É caracterizado por ser uma terapia em grupo. Nela, os participantes falam sobre o reconhecimento do vício e suas consequências. Este tipo de tratamento inicia com a aceitação, depois arrependimento e por fim a troca de experiência com seus colegas. Programas como Alcoólicos Anônimos e Narcóticos Anônimos usam essa técnica para apoio mútuo.
5. Medicamentos
O uso de medicamentos, sempre com acompanhamento médico, pode ter um papel importante quando feito junto com terapias comportamentais. A medicação correta pode reduzir os desejos, melhorar o humor e diminuir comportamentos repetitivos.
Precisa de ajuda? Não Hesite.
Muitos hábitos proporcionam prazeres genuínos ao corpo e à mente. Todos eles, quando realizados em excesso, podem evoluir para um vício.
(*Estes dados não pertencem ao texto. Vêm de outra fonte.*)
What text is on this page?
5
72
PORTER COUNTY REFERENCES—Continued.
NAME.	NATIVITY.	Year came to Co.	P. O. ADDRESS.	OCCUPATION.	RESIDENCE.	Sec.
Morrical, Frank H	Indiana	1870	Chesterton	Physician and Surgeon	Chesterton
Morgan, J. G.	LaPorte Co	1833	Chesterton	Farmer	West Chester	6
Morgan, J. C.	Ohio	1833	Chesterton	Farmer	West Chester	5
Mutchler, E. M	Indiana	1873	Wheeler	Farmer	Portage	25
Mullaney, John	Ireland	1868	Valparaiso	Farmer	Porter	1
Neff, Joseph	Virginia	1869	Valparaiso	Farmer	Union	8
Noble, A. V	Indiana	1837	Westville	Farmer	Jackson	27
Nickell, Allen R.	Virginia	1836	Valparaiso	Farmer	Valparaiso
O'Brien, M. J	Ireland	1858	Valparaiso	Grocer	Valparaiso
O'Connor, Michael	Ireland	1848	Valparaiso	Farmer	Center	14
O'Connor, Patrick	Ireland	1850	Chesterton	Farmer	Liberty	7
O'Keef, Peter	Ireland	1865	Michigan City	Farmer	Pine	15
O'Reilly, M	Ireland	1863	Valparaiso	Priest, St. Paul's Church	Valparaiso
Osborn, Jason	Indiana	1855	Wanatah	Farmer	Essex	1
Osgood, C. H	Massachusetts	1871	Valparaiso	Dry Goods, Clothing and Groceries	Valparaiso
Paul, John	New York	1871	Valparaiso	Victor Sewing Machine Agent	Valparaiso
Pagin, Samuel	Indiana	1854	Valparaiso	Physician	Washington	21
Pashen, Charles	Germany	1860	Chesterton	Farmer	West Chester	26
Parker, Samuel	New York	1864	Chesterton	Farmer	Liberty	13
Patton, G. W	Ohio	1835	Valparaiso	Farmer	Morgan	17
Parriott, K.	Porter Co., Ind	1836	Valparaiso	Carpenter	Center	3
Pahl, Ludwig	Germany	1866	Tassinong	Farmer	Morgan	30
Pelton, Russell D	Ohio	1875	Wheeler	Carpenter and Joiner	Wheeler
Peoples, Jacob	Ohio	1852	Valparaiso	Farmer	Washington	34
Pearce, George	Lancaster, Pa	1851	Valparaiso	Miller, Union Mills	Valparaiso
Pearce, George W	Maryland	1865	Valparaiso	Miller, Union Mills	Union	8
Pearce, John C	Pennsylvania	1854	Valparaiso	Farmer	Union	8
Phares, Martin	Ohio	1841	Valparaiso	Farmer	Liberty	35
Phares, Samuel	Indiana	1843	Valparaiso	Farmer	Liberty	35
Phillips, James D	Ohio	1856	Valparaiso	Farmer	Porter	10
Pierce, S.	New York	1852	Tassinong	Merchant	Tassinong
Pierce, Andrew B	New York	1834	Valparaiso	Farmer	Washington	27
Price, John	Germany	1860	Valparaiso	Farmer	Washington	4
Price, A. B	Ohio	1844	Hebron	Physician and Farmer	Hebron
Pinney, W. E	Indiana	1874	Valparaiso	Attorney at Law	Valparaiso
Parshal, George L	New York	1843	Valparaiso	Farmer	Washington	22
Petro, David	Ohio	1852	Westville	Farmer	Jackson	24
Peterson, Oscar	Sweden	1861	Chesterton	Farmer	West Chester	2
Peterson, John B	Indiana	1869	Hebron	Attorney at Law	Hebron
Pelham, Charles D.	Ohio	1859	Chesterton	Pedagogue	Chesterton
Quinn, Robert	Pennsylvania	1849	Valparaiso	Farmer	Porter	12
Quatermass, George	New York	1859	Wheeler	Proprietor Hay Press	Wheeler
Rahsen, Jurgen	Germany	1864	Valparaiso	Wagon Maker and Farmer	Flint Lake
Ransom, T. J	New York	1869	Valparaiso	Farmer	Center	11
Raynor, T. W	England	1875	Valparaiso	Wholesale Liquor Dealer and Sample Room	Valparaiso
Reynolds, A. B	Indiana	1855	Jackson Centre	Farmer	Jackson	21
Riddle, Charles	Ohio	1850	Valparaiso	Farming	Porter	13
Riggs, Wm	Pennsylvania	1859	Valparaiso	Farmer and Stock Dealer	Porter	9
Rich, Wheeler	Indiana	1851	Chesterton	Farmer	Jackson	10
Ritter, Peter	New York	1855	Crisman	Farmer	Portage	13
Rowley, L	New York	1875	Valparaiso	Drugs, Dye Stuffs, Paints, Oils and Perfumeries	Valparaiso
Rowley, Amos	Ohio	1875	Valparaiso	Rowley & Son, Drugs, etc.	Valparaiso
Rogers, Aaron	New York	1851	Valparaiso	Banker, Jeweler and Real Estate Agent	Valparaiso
Enquanto sentir prazer a partir de uma substância ou comportamento é importante para a qualidade de vida, sem o devido equilíbrio pode se tornar uma dependência crônica.
Ao primeiro sinal de descontrole, é essencial ter alguém a quem se apoiar e pedir ajuda. O quanto antes for identificado um transtorno aditivo, maiores serão as chances de recuperação. Por consequência, ter uma rede próxima de familiares, amigos e profissionais de saúde é um fator decisivo para evitar a recidiva de um vício.
Portanto, se você ou alguém com quem você se importa vêm demonstrando sinais de transtornos aditivos ou lutando contra um vício — não hesite em pedir ajuda. Não há necessidade de lutar esta batalha sozinho. Converse com um profissional da saúde, existem tratamentos que podem auxiliar na superação e na retomada do bem-estar físico e emocional com qualidade de vida.